From the heater or boiler.
If the boiler you should take it off when the boiler is being used.
Mine has been off for five years, then i won`t forget to remove it.

Dave p


----------



## max0603 (Aug 11, 2010)

Its a truma elec/gas heater which is vented on the side of the van. Looking in the manual it says keep it on when not in use to stop insects(?) blocking the flue. Got an asda bag covering it at the mo 8)


----------



## Jezport (Jun 19, 2008)

Spiders like to nest in the boiler blocking the burner ring, so you are best replacing it.


----------



## barryd (May 9, 2008)

I once blew my roof heater flue cover thingy clean off. I had a problem with the gas fire and it wouldnt stay on so I kept lighting it and lighting it again. I learnt later your supposed to give it 3 minutes if it blows out before lighting it again otherwise gases build up. There was a massive bang and the cowal / cover flew in the air. We stared at each other gob smacked and me a bit dazed. what seemed like an age later the cover came back down to earth and landed like a brick on the roof! All the threads were knackered.

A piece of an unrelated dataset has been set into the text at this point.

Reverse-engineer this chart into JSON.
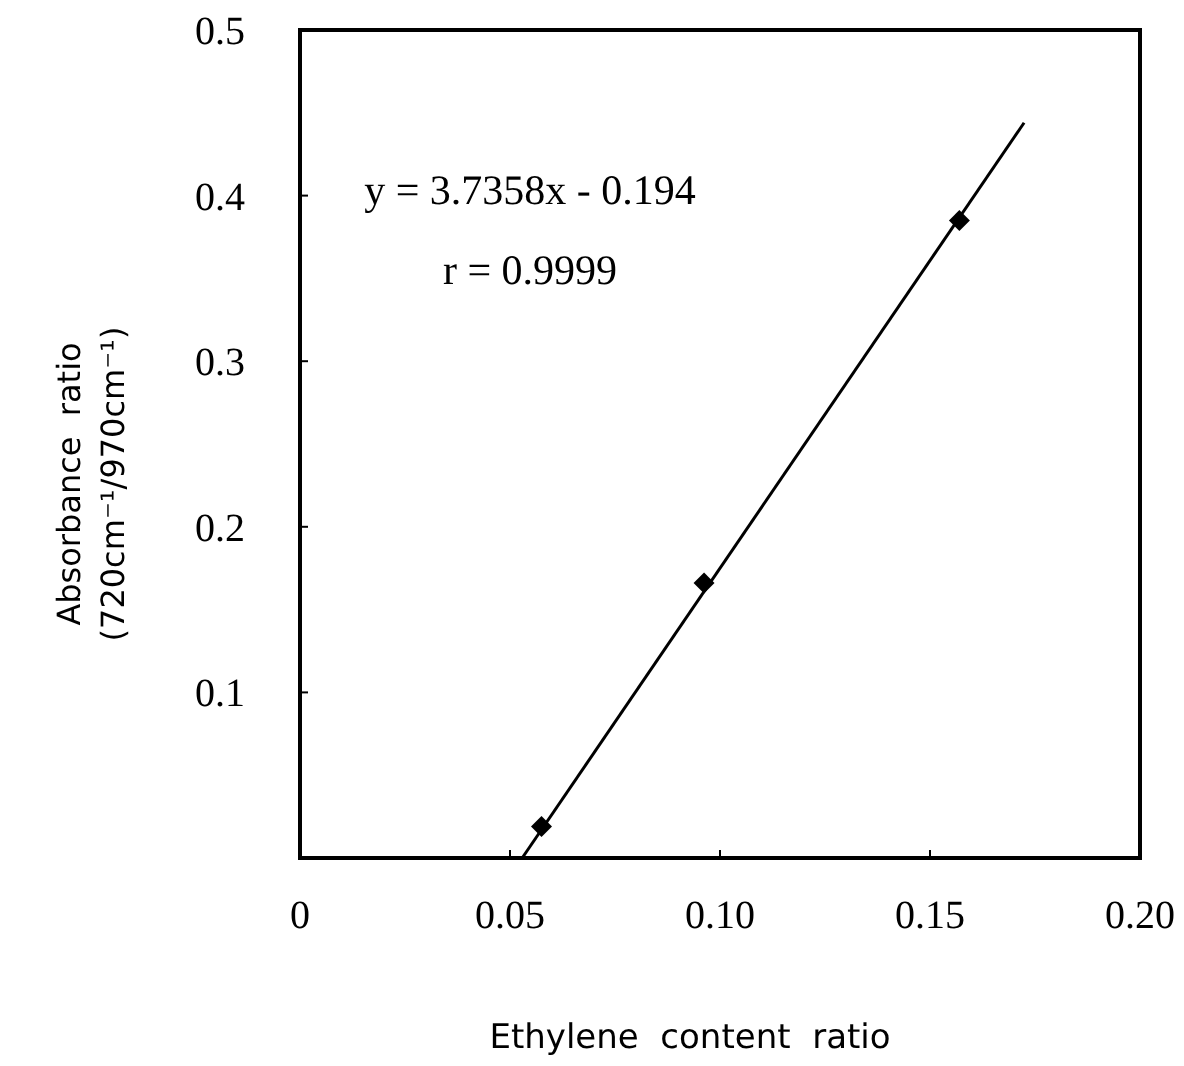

Got another one sharpish as you could hear the rain dripping down behind the fire.

Never done it again!


----------



## kandsservices (Sep 5, 2010)

Try miriad products to see if they stock your flu cover as the are next to and in the same building as truma.


----------



## Techno100 (May 8, 2010)

:?: :?: 
http://cgi.ebay.co.uk/PRE-2005-TRUM...ervan_Caravan_Accessories&hash=item588a3e420e


----------